Fire Retardants in Toddlers and Their Mothers
Levels Three Times Higher in Toddlers Than Moms
Appendix: Study Details
Fire Retardants in Toddlers and Their Mothers: Appendix: Study Details
Paired blood samples were collected on the same day from 20 mothers and their first born children. Our child participants were 1.5 to 4 years old (average age 3 years). All were were living in the same house as their mother during the study. 8 of 20 mothers were multiparous, and 3 more were pregnant at the time of blood testing. The majority of our study participants are Caucasian. 1 participant is African-American and another is Latina. Their ages range from 28 to 44 years old. All are college graduates. All children were breastfed as infants for at least 4 months, with 14 of 20 for longer than 1 year.

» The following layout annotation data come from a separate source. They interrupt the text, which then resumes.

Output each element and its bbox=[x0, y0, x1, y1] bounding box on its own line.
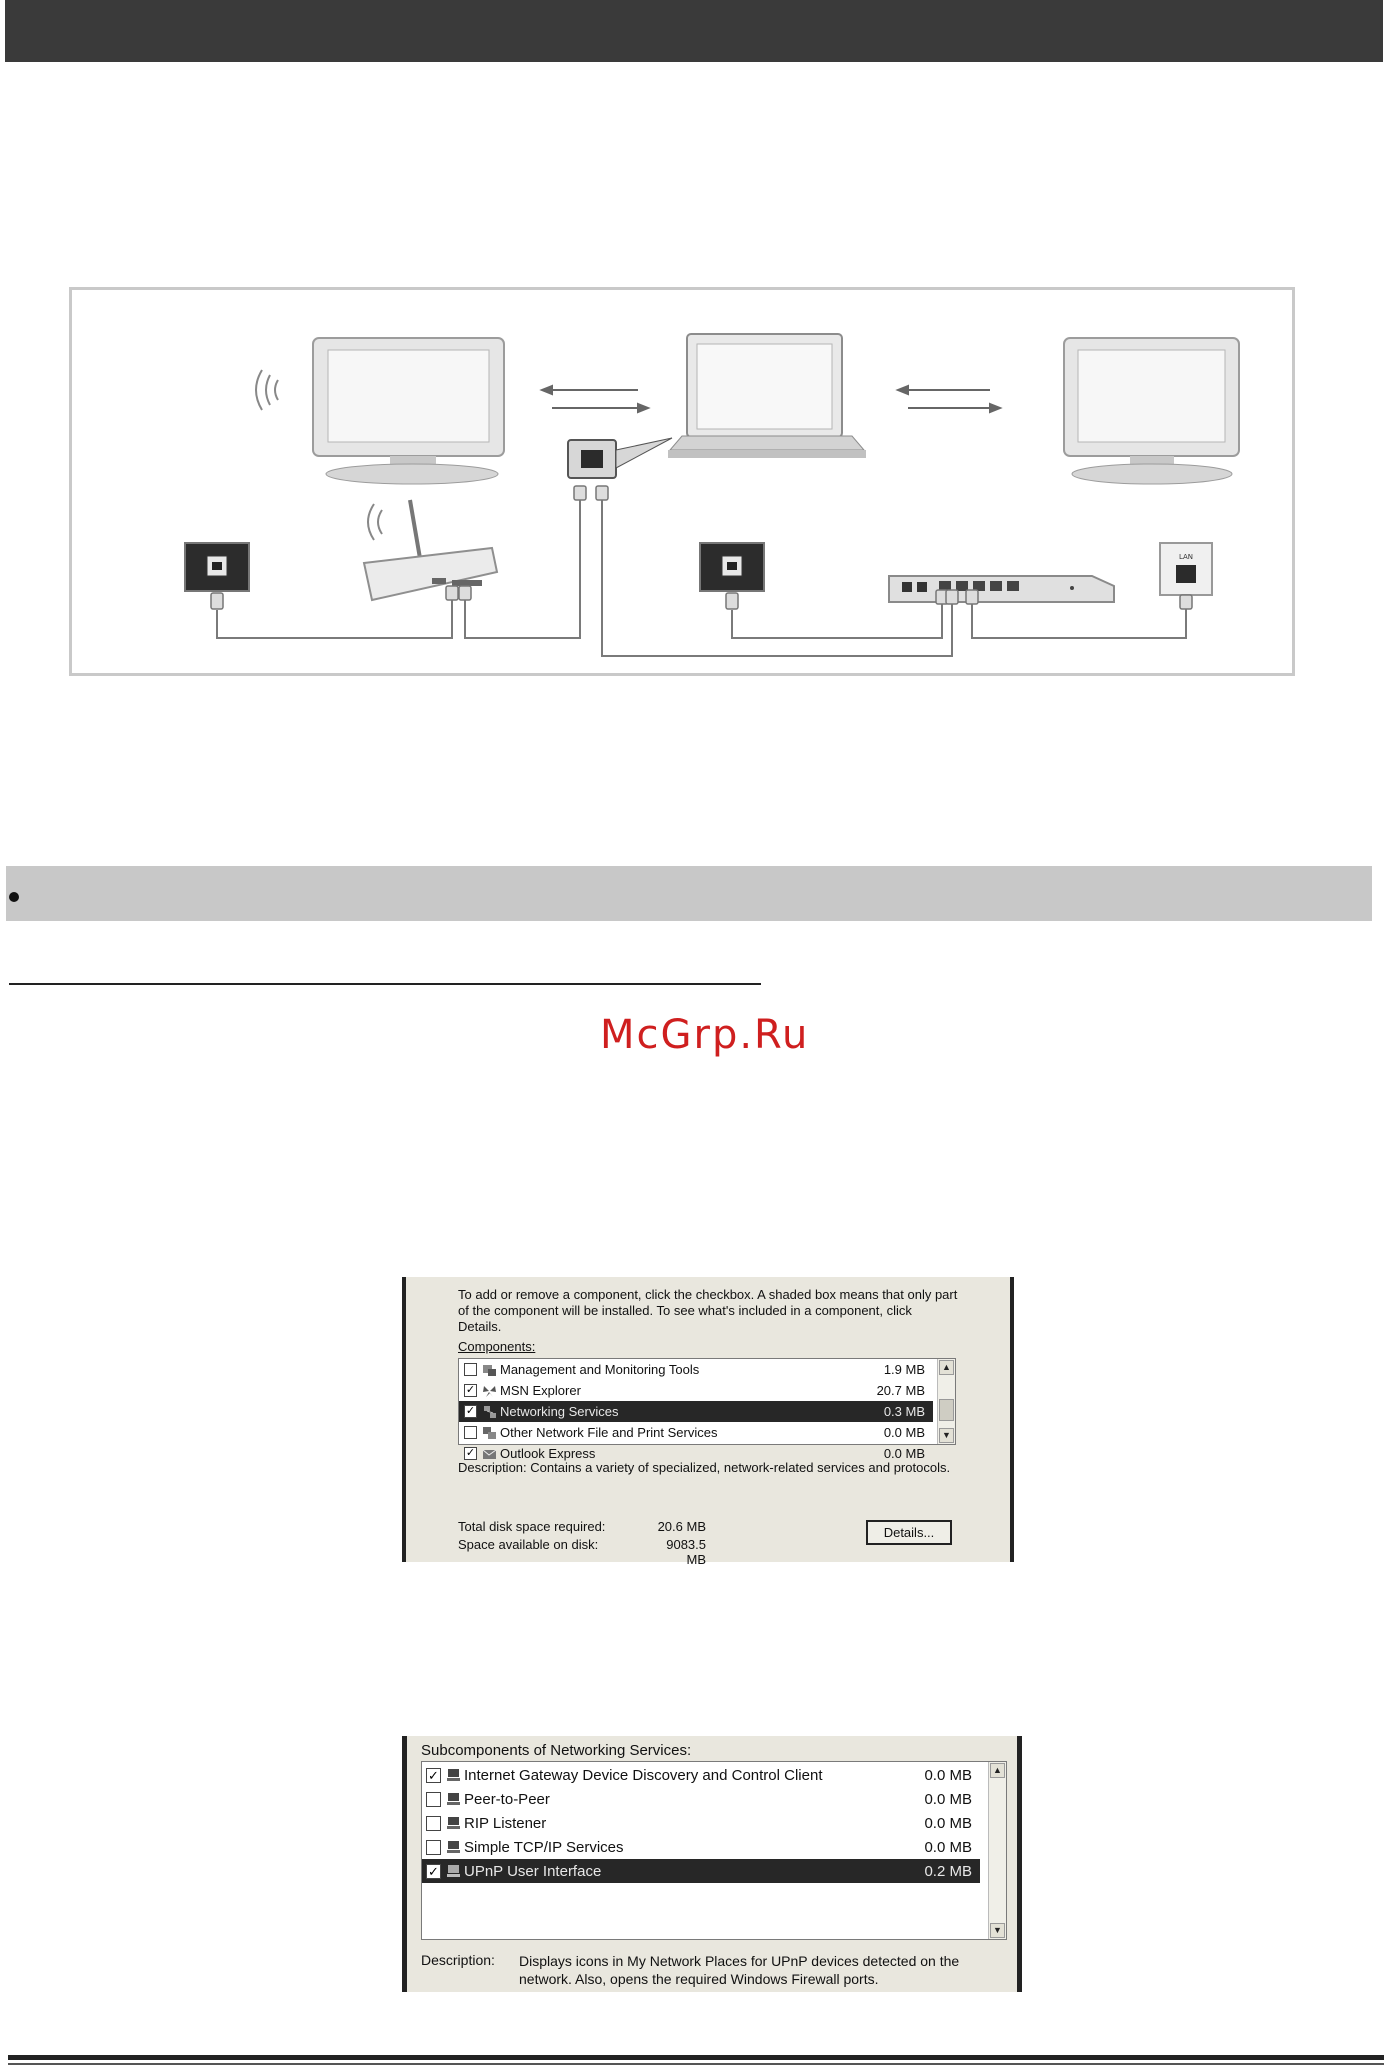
network-computer-icon bbox=[446, 1792, 461, 1806]
checkbox[interactable] bbox=[426, 1840, 441, 1855]
scroll-down-icon[interactable]: ▼ bbox=[939, 1428, 954, 1443]
network-diagram-art bbox=[72, 290, 1292, 673]
tv-right-icon bbox=[1064, 338, 1239, 484]
description-text: Description: Contains a variety of specialized, network-related services and protocols. bbox=[458, 1460, 951, 1475]
footer-rule-thin bbox=[8, 2063, 1384, 2065]
tools-icon bbox=[482, 1363, 497, 1377]
checkbox[interactable]: ✓ bbox=[426, 1864, 441, 1879]
lan-plate-label: LAN bbox=[1178, 553, 1194, 561]
list-item[interactable] bbox=[459, 1359, 933, 1380]
list-item[interactable] bbox=[422, 1835, 980, 1859]
footer-rule bbox=[8, 2055, 1384, 2060]
list-item[interactable] bbox=[422, 1787, 980, 1811]
checkbox[interactable] bbox=[426, 1792, 441, 1807]
vertical-scrollbar[interactable] bbox=[988, 1762, 1006, 1939]
subcomponents-label: Subcomponents of Networking Services: bbox=[421, 1742, 692, 1759]
total-label: Total disk space required: bbox=[458, 1519, 606, 1534]
item-name: UPnP User Interface bbox=[464, 1862, 602, 1880]
checkbox[interactable] bbox=[464, 1426, 477, 1439]
network-file-icon bbox=[482, 1426, 497, 1440]
list-item[interactable] bbox=[459, 1380, 933, 1401]
item-name: Simple TCP/IP Services bbox=[464, 1838, 624, 1856]
components-list[interactable] bbox=[458, 1358, 956, 1461]
total-value: 20.6 MB bbox=[657, 1519, 706, 1534]
wifi-waves-tv-icon bbox=[256, 370, 278, 410]
available-value: 9083.5 MB bbox=[666, 1537, 706, 1567]
windows-components-dialog bbox=[402, 1277, 1014, 1567]
section-heading-band bbox=[6, 866, 1372, 921]
network-diagram bbox=[69, 287, 1295, 676]
item-name: MSN Explorer bbox=[500, 1383, 581, 1398]
wall-jack-left-icon bbox=[185, 543, 249, 591]
tv-left-icon bbox=[313, 338, 504, 484]
scroll-up-icon[interactable]: ▲ bbox=[939, 1360, 954, 1375]
msn-butterfly-icon bbox=[482, 1384, 497, 1398]
laptop-lan-port-icon bbox=[568, 438, 672, 478]
item-name: Networking Services bbox=[500, 1404, 619, 1419]
network-icon bbox=[482, 1405, 497, 1419]
vertical-scrollbar[interactable] bbox=[937, 1359, 955, 1444]
scroll-up-icon[interactable]: ▲ bbox=[990, 1763, 1005, 1778]
item-size: 0.0 MB bbox=[883, 1446, 925, 1461]
network-computer-icon bbox=[446, 1816, 461, 1830]
wifi-waves-router-icon bbox=[368, 504, 382, 540]
details-button[interactable]: Details... bbox=[866, 1520, 952, 1545]
wall-jack-middle-icon bbox=[700, 543, 764, 591]
subcomponents-list[interactable] bbox=[421, 1761, 1007, 1940]
available-disk-space bbox=[458, 1537, 718, 1567]
item-size: 1.9 MB bbox=[883, 1362, 925, 1377]
outlook-icon bbox=[482, 1447, 497, 1461]
networking-services-dialog bbox=[402, 1736, 1022, 1992]
laptop-icon bbox=[668, 334, 866, 458]
network-switch-icon bbox=[889, 576, 1114, 602]
scroll-down-icon[interactable]: ▼ bbox=[990, 1923, 1005, 1938]
scroll-thumb[interactable] bbox=[939, 1399, 954, 1421]
available-label: Space available on disk: bbox=[458, 1537, 599, 1552]
item-name: Internet Gateway Device Discovery and Control Client bbox=[464, 1766, 823, 1784]
item-size: 0.0 MB bbox=[924, 1838, 972, 1856]
checkbox[interactable] bbox=[426, 1816, 441, 1831]
bullet-icon bbox=[9, 892, 19, 902]
list-item-selected[interactable] bbox=[422, 1859, 980, 1883]
item-size: 20.7 MB bbox=[876, 1383, 925, 1398]
item-size: 0.0 MB bbox=[883, 1425, 925, 1440]
arrows-right-icon bbox=[898, 386, 1000, 412]
wireless-router-icon bbox=[364, 500, 497, 600]
checkbox[interactable]: ✓ bbox=[465, 1405, 476, 1417]
item-size: 0.0 MB bbox=[924, 1766, 972, 1784]
list-item[interactable] bbox=[422, 1763, 980, 1787]
checkbox[interactable]: ✓ bbox=[426, 1768, 441, 1783]
arrows-left-icon bbox=[542, 386, 648, 412]
list-item-selected[interactable] bbox=[459, 1401, 933, 1422]
checkbox[interactable] bbox=[464, 1363, 477, 1376]
list-item[interactable] bbox=[459, 1422, 933, 1443]
network-computer-icon bbox=[446, 1840, 461, 1854]
item-size: 0.3 MB bbox=[883, 1404, 925, 1419]
total-disk-space bbox=[458, 1519, 718, 1534]
item-name: Other Network File and Print Services bbox=[500, 1425, 718, 1440]
components-label: Components: bbox=[458, 1339, 536, 1354]
item-name: Management and Monitoring Tools bbox=[500, 1362, 700, 1377]
item-size: 0.0 MB bbox=[924, 1814, 972, 1832]
item-size: 0.0 MB bbox=[924, 1790, 972, 1808]
item-name: Peer-to-Peer bbox=[464, 1790, 550, 1808]
description-text: Displays icons in My Network Places for UPnP devices detected on the network. Also, opens the required Windows Firewall ports. bbox=[519, 1953, 960, 1987]
item-size: 0.2 MB bbox=[924, 1862, 972, 1880]
item-name: Outlook Express bbox=[500, 1446, 596, 1461]
list-item[interactable] bbox=[422, 1811, 980, 1835]
instructions-text: To add or remove a component, click the checkbox. A shaded box means that only part of the component will be installed. To see what's included in a component, click Details. bbox=[458, 1287, 958, 1334]
network-computer-icon bbox=[446, 1768, 461, 1782]
checkbox[interactable]: ✓ bbox=[465, 1384, 476, 1396]
heading-underline bbox=[9, 983, 761, 985]
item-name: RIP Listener bbox=[464, 1814, 547, 1832]
description-label: Description: bbox=[421, 1952, 495, 1968]
watermark-text: McGrp.Ru bbox=[600, 1012, 810, 1058]
lan-wall-plate-icon bbox=[1160, 543, 1212, 595]
header-bar bbox=[5, 0, 1383, 62]
checkbox[interactable]: ✓ bbox=[465, 1447, 476, 1459]
network-computer-icon bbox=[446, 1864, 461, 1878]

This is a longer duration of breastfeeding than is typical for American children. The study participants reside in 16 cities in 11 U.S. states: Alaska, California (5), Colorado, Connecticut, the District of Columbia (3), Massachusetts, Minnesota, Montana (3), New Mexico, Oregon, and Washington (2). We collected substantial information from participants about their diet, household products, occupation and places of residence. We found no obvious relationship between PBDE concentrations and mother or child's age, mother's occupation, duration of nursing, participant's body mass, diet or other household factors. None of our participants reported unusual contact with foam furnishings or electronics in their home, daycare or workplace.
All adult participants gave informed consent prior to study enrollment with both custodial parents giving consent for children's participation. The study received Institutional Review Board approval (Independent Review Consulting, Inc., Corte Madera, CA, USA). The blood sampling was performed between September 2006 and January 2007, at 16 commercial laboratories. Laboratory technicians centrifuged the samples and pipetted the serum into vials, using chemically clean glassware provided by EWG. Phlebotomists were instructed to fill a 10 ml vaccutainer as completely as possible from the child, and then collect 2 similar-size samples from the mother. This sampling design sought to both maximize serum available from young children, and to minimize any chance that larger sample volume for mothers would result in systematic differences between mother and child measurements. Two equal volume samples were collected from mothers and both samples were analyzed for QA/QC purposes. The samples contained an average of 3.5 grams of serum for children and 3.4 grams for adults. The chemical analyses were performed by Dr. Åke Bergman and colleagues at Stockholm University's Department of Environmental Chemistry. This is a highly regarded laboratory with decades of publications on PBDE and PCB levels in biological and environmental samples. The laboratory used GC/MS, using authentic reference substances. Samples were analyzed for 20 PBDE congeners and 11 were detected, each in at least 25% of participants. Congeners detected include: PBDE-28, -47, -85, -99, -100, -138, -153, -154/BB-153, -183, -197, -209. The following congeners were not detected: PBDE-17, -66, -71, -196, -201, -203, -206, -207, -208. We collected 40 primary samples (20 maternal, 20 children), as well as double samples from 17 of 20 mothers. There was high concordance between measurements for the 2 maternal serum samples as well as the 10 split samples performed by Stockholm University. All results were background adjusted and reported as concentrations in lipid. When duplicate samples were analyzed we averaged the 2 reported values.